The SMS center and email center has poor mapping and system image, the user flow is incomplete, users can’t predict the outcome after checking or unchecking all the checkboxes.

Recommendations:

The action of “Invite Friends” can be designed when users finish their order. So it won’t appear every time in the menu with the red notification. After failing to clear the red notification multiple times, users would decide that they cannot do the task and ignore it. Relocating the“Invite Friends” action to the finishing order stage will provide a better user-centered design.  

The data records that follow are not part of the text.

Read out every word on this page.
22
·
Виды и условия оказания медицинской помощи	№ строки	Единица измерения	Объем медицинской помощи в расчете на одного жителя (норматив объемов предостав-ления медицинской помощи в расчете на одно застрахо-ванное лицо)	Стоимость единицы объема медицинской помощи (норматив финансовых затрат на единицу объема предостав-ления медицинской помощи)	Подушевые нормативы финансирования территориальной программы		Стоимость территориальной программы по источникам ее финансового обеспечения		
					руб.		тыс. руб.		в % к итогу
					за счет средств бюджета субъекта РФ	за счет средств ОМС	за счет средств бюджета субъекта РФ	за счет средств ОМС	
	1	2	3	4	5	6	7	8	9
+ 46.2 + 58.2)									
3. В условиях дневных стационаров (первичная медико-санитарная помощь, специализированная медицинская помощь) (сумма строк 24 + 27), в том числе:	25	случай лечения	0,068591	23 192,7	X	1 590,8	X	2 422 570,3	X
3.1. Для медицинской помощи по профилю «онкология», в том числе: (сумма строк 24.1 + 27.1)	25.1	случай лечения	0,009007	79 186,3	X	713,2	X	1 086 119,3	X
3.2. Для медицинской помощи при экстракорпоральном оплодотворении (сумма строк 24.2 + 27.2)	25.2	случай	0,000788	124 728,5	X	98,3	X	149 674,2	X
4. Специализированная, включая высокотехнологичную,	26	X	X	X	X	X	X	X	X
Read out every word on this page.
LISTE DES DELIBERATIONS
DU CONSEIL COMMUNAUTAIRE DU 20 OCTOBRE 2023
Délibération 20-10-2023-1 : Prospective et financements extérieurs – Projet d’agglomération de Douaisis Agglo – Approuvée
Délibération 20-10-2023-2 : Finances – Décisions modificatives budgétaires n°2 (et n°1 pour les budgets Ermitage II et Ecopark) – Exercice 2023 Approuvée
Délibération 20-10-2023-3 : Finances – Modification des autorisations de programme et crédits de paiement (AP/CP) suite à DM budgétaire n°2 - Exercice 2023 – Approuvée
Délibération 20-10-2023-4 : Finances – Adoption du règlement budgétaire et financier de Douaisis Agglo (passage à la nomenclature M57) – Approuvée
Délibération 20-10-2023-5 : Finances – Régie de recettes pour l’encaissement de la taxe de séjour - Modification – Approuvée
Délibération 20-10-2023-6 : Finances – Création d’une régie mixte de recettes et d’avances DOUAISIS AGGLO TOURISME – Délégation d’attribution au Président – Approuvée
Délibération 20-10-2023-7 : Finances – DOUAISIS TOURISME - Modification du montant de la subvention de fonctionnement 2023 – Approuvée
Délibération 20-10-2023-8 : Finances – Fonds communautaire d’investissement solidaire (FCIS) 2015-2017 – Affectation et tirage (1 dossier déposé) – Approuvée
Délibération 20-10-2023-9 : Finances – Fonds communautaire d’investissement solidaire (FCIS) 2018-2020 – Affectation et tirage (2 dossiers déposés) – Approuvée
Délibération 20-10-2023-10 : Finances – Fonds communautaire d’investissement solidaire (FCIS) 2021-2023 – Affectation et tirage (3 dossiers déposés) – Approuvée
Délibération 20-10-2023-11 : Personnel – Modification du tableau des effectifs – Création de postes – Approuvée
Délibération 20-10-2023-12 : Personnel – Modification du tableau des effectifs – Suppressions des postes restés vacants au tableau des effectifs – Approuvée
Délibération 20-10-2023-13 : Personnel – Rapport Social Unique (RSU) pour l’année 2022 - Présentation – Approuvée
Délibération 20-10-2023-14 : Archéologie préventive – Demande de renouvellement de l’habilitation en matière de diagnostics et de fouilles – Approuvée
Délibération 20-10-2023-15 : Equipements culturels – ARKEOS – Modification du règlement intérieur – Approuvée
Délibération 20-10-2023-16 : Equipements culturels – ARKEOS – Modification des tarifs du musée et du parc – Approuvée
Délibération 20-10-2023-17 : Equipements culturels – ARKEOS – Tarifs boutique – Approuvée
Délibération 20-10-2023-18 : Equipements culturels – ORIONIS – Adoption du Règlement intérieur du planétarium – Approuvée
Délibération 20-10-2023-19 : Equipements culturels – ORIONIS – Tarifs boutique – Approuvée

Clear word instructions (what type of text message and email services they will get) can be provided with the checkbox, which will improve the visibility of the design and complete the system image in order to make the users know what to do and understand the outcomes.

 

Discover personalized wine recommendations

Overall Rating: ★★★★☆

Well Designed:

The experience of discovering personalized wine recommendations is designed with clear and separated cards with the name and the location of the wine, the price, and an “ADD TO BOX” button, which provides great visibility and natural mapping. Users know exactly what they will expect after tapping the button. After tapping “ADD TO BOX”  button, the number of wine added will show on the top right which provides solid feedback.

Could Be Improved:

There are no clear instructions on how to get access to the detailed description of the wine, users have to rely on their knowledge of the head to tap the card to get to the destination, which also doesn’t help users complete a smooth seven stages of the gulfs of execution and evaluation.

Recommendations:

By adding a light grey background color and a simple Learn More button will improve the affordances of the card and provide a better conceptual model. Users will know the physical properties of the “Learn More” button affords to tap and the outcome from that would be the detailed description of the wine.

 

Customize orders

Overall Rating: ★★☆☆☆

Well Designed:

The experience to choose the preference wine has a good balance between usability and aesthetics which makes it easier to use. Two clear selection boxes are provided to customize the amount of red wine and white wine with no other useless features. The total number of wines per month changes after the selection which provides good feedback.

Could Be Improved:

Users can’t cancel the order or the monthly subscription without contacting the support, which also leads to a low rating result in Apple Store (two stars). With the current design of the ordering system, wines are sent monthly even without personalized selection, which creates Loss-of-Activation Errors and makes users feel stupid by forgetting to choose their wines.  

Recommendations:

To prevent human error, it’s better to make it possible using the app to cancel the order by adding a “Cancel Order” section under the menu. Notifications should be sent before the order date to remind the users to pick their desired wines, which will create a better system with less human error.